Kepala Dinas Perhubungan Sumatera Selatan Ari Narsa mengatakan, pihaknya bekerja sama dengan kepolisian menjaga daerah perbatasan. Setiap angkutan yang membawa sapi masuk ke wilayah Sumsel akan diperiksa. ”Pengemudi harus membawa dokumen lengkap yang membuktikan sapi yang dibawanya dalam keadaan sehat,” ucapnya.
Kebijakan ini sudah mulai diterapkan sejak PMK sudah mewabah di Indonesia. ”Jangan sampai sapi dari zona merah bisa masuk ke Sumsel,” ucapnya. Menurut dia, dalam situasi seperti ini, pemeriksaan sapi akan lebih ketat, bahkan sejak keluar dari provinsi tertentu. ”Pemeriksaan akan semakin ketat jelang Idul Adha,” ucapnya.
Sapi yang sembuh pun tetap berpotensi menjadi carrier pembawa penyakit PMK dan bisa menulari sapi yang lainnya. (Jafrizal)
Ketua Perhimpunan Dokter Hewan Indonesia (PDHI) Sumsel Jafrizal mengatakan, upaya pencegahan sejak dini perlu dilakukan di Sumsel mengingat PMK adalah penyakit yang sangat menular tidak hanya pada sapi, tapi juga menyerang hewan berkuku belah lain, seperti kerbau, kambing, dan babi. ”Tingkat kesakitannya pun mencapai 90-100 persen dan tingkat kematian sekitar 5 persen,” ucap Jafrizal.
Penyebaran bisa melalui udara sehingga penyebaran penyakit ini bisa sampai 10 kilometer. Meskipun demikian, warga tidak perlu panik berlebihan karena penyakit ini tidak menular ke manusia. Namun, penyakit berdampak besar bagi ekonomi karena turunnya produksi ternak. ”Jika ada ternak yang terjangkit, mereka akan kehilangan berat badan dan produksi susu pada sapi perah menurun,” ucapnya.

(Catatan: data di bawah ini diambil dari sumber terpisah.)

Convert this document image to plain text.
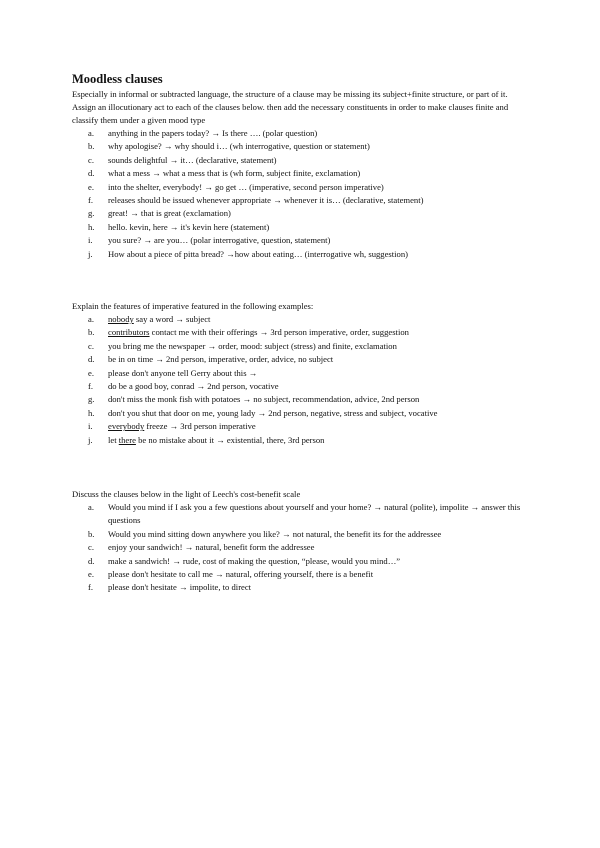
Moodless clauses

Especially in informal or subtracted language, the structure of a clause may be missing its subject+finite structure, or part of it. Assign an illocutionary act to each of the clauses below. then add the necessary constituents in order to make clauses finite and classify them under a given mood type

a. anything in the papers today? → Is there …. (polar question)
b. why apologise? → why should i… (wh interrogative, question or statement)
c. sounds delightful → it… (declarative, statement)
d. what a mess → what a mess that is (wh form, subject finite, exclamation)
e. into the shelter, everybody! → go get … (imperative, second person imperative)
f. releases should be issued whenever appropriate → whenever it is… (declarative, statement)
g. great! → that is great (exclamation)
h. hello. kevin, here → it's kevin here (statement)
i. you sure? → are you… (polar interrogative, question, statement)
j. How about a piece of pitta bread? →how about eating… (interrogative wh, suggestion)

Explain the features of imperative featured in the following examples:

a. nobody say a word → subject
b. contributors contact me with their offerings → 3rd person imperative, order, suggestion
c. you bring me the newspaper → order, mood: subject (stress) and finite, exclamation
d. be in on time → 2nd person, imperative, order, advice, no subject
e. please don't anyone tell Gerry about this →
f. do be a good boy, conrad → 2nd person, vocative
g. don't miss the monk fish with potatoes → no subject, recommendation, advice, 2nd person
h. don't you shut that door on me, young lady → 2nd person, negative, stress and subject, vocative
i. everybody freeze → 3rd person imperative
j. let there be no mistake about it → existential, there, 3rd person

Discuss the clauses below in the light of Leech's cost-benefit scale

a. Would you mind if I ask you a few questions about yourself and your home? → natural (polite), impolite → answer this questions
b. Would you mind sitting down anywhere you like? → not natural, the benefit its for the addressee
c. enjoy your sandwich! → natural, benefit form the addressee
d. make a sandwich! → rude, cost of making the question, “please, would you mind…”
e. please don't hesitate to call me → natural, offering yourself, there is a benefit
f. please don't hesitate → impolite, to direct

Peternak pun harus mengeluarkan biaya lebih untuk mengobati penyakit. Penyakit ini bisa disembuhkan jika tersedia obat-obatan yang cukup, termasuk memberikan disinfektan ke kandang sapi. Kewaspadaan juga perlu ditingkatkan mengingat sapi yang sembuh pun tetap berpotensi menjadi carrier pembawa penyakit PMK dan bisa menulari sapi yang lainnya. Kondisi inilah yang menyebabkan setiap negara ataupun peternak takut dengan penyakit PMK ini.
Adapun untuk hewan kurban sapi yang bergejala ringan masih dapat dijadikan sebagai hewan kurban. Aturan ini sesuai dengan Fatwa Majelis Ulama Indonesia Nomor 32 Tahun 2022 tentang Hukum dan Panduan Pelaksanaan Hewan Kurban saat Kondisi Wabah PMK. Terkecuali jika hewan kurban tersebut mengalami cacat berat, seperti kepincangan.